To most today, India is just another word in their vocabulary. After all most ‘Indians’ are Marathis, Punjabis, Gujaratis, etc, etc. and their religious or regional identity is supreme as compared to the national identity.
I read an account of India by an American tourist on the internet the other day in which he narrated an incident when on returning to the United States was asked how his trip to India was. He replied saying, “It was good, except that I did not meet any Indian there.” To the perplexity of the questioner he answered that he met a Gujarati, Punjabi, Bengali but nowhere did he meet an Indian. It left a deep impression on me.
Sadly but very correctly this is what our country has been reduced to. The ideals and sacrifices of Gandhiji, Bhagat Singh and hundreds others that yielded such uncompromising levels of national integration have now been reduced to shreds.

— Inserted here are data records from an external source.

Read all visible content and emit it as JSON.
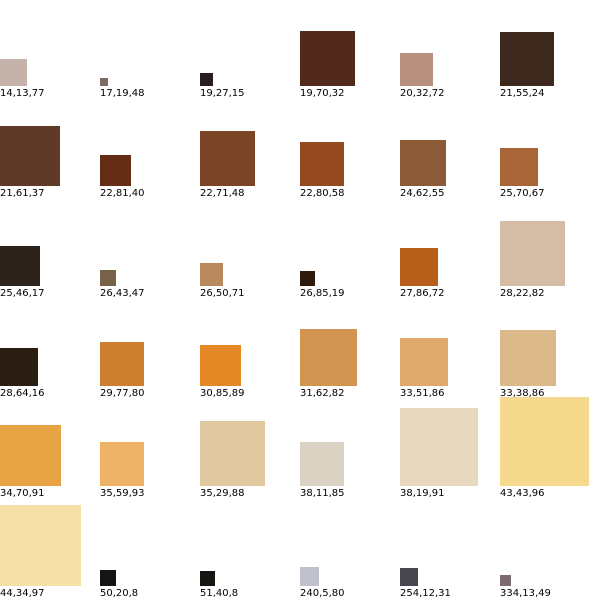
{
  "swatches": [
    {
      "label": "14,13,77",
      "color": "#c5b3ab",
      "size": 0.27
    },
    {
      "label": "17,19,48",
      "color": "#7b6b63",
      "size": 0.08
    },
    {
      "label": "19,27,15",
      "color": "#261e1c",
      "size": 0.13
    },
    {
      "label": "19,70,32",
      "color": "#522a1b",
      "size": 0.55
    },
    {
      "label": "20,32,72",
      "color": "#b8917e",
      "size": 0.33
    },
    {
      "label": "21,55,24",
      "color": "#3e291e",
      "size": 0.54
    },
    {
      "label": "21,61,37",
      "color": "#5f3b27",
      "size": 0.6
    },
    {
      "label": "22,81,40",
      "color": "#652e14",
      "size": 0.31
    },
    {
      "label": "22,71,48",
      "color": "#7c4427",
      "size": 0.55
    },
    {
      "label": "22,80,58",
      "color": "#95491e",
      "size": 0.44
    },
    {
      "label": "24,62,55",
      "color": "#8b5a36",
      "size": 0.46
    },
    {
      "label": "25,70,67",
      "color": "#a86537",
      "size": 0.38
    },
    {
      "label": "25,46,17",
      "color": "#2e231a",
      "size": 0.4
    },
    {
      "label": "26,43,47",
      "color": "#776148",
      "size": 0.16
    },
    {
      "label": "26,50,71",
      "color": "#b7895c",
      "size": 0.23
    },
    {
      "label": "26,85,19",
      "color": "#2e1b0b",
      "size": 0.15
    },
    {
      "label": "27,86,72",
      "color": "#b85e1b",
      "size": 0.38
    },
    {
      "label": "28,22,82",
      "color": "#d4bca5",
      "size": 0.65
    },
    {
      "label": "28,64,16",
      "color": "#2a1d12",
      "size": 0.38
    },
    {
      "label": "29,77,80",
      "color": "#cd7e2e",
      "size": 0.44
    },
    {
      "label": "30,85,89",
      "color": "#e38825",
      "size": 0.41
    },
    {
      "label": "31,62,82",
      "color": "#d29551",
      "size": 0.57
    },
    {
      "label": "33,51,86",
      "color": "#dfa86c",
      "size": 0.48
    },
    {
      "label": "33,38,86",
      "color": "#ddb98a",
      "size": 0.56
    },
    {
      "label": "34,70,91",
      "color": "#e8a444",
      "size": 0.61
    },
    {
      "label": "35,59,93",
      "color": "#eeb366",
      "size": 0.44
    },
    {
      "label": "35,29,88",
      "color": "#e0c8a0",
      "size": 0.65
    },
    {
      "label": "38,11,85",
      "color": "#d9d1c2",
      "size": 0.44
    },
    {
      "label": "38,19,91",
      "color": "#e8d9be",
      "size": 0.78
    },
    {
      "label": "43,43,96",
      "color": "#f5d98c",
      "size": 0.89
    },
    {
      "label": "44,34,97",
      "color": "#f7e0a8",
      "size": 0.81
    },
    {
      "label": "50,20,8",
      "color": "#161513",
      "size": 0.16
    },
    {
      "label": "51,40,8",
      "color": "#161511",
      "size": 0.15
    },
    {
      "label": "240,5,80",
      "color": "#c1c1cb",
      "size": 0.19
    },
    {
      "label": "254,12,31",
      "color": "#47464f",
      "size": 0.18
    },
    {
      "label": "334,13,49",
      "color": "#7e6a71",
      "size": 0.11
    }
  ]
}
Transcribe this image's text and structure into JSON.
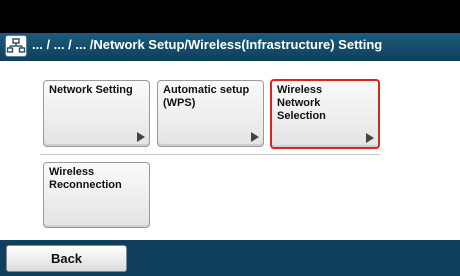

I am a guy who has seen almost the whole of the country. I have been brought up in Shillong which is the capital of Meghalaya in the North East.I have frequented the Northern plains and am now staying in Mumbai for the past three years.
I have experienced such vast differences in culture, lifestyles, language, food and also looks if you compare the people in the North east to the ones in mainland India. I have experienced vast differences but also seen a glimmer of hope through the never ending circus of being Gujarati, Marathi, Punjabi; of also being an Indian before all that.
There are often events of such magnitude that force you to stop in your tracks; events that bind you to the country and make you think of it as a whole; they make you think about the India that is not just spoken of in newspaper headlines and International conventions. They make you think of the India that you experience around you every day.
One such event was surely the 26th November 2008 attacks in Mumbai. Until that day I was of the impression that only cricket and Bollywood had the ability to bind the country together. That belief of mine was shattered when I saw ten gunmen from Pakistan bind the country together for at least a week. The whole of our country was shocked, concerned, angry.
That was probably the day which made people across the country realize what the terrorists had come after. They had not come after a Marathi, a Gujarati or a Punjabi. They had come after the vibrant image of INDIA. They were out to tarnish India’s image and tarnish it they did. They wanted to send out an image of a weak India; not a weak state in India; but India as a whole.
The terrorists did not spare any Marathi, any Punjabi or Gujarati. It was enough for him that he was killing an Indian. He wanted to kill an Indian and that was the only qualification one needed to die.
That was the day that made me realise that I was an Indian before being anything else. I cried and felt livid looking at landmarks of a city burn that I had known for just a year. I saw the Mumbai Police, the army and the NSG from Haryana fight a common enemy. I saw a major from Bangalore die in Mumbai. I went out onto the streets with thousands of others to protest the attack and incapability of us; of India to deal with it. I felt a fire in my bosom that was fuelled by hatred towards a common enemy.
Yes, we did realise our Indianness, or rather we discovered what being an Indian felt like collectively. But, that sense of ‘Unity in Diversity’ in its true sense was something that sadly did not last for a long time.
The dirty politics of caste and religion came back to entangle us in its vast mesh. The mesh that had its thread firmly fastened around us for a long time but it seemed for some time we might be able to finally break free.
People who play games of regional and religious politics need to realize that we are all Indians first. And that will happen only when there is a realization amongst all of us that we are Indians first.
Ten men from Pakistan on 26/11/2008 with AK-47s made me realize what being an Indian was. We do not need another 26/11 to wake up to being an Indian. When are you realizing that you are an Indian?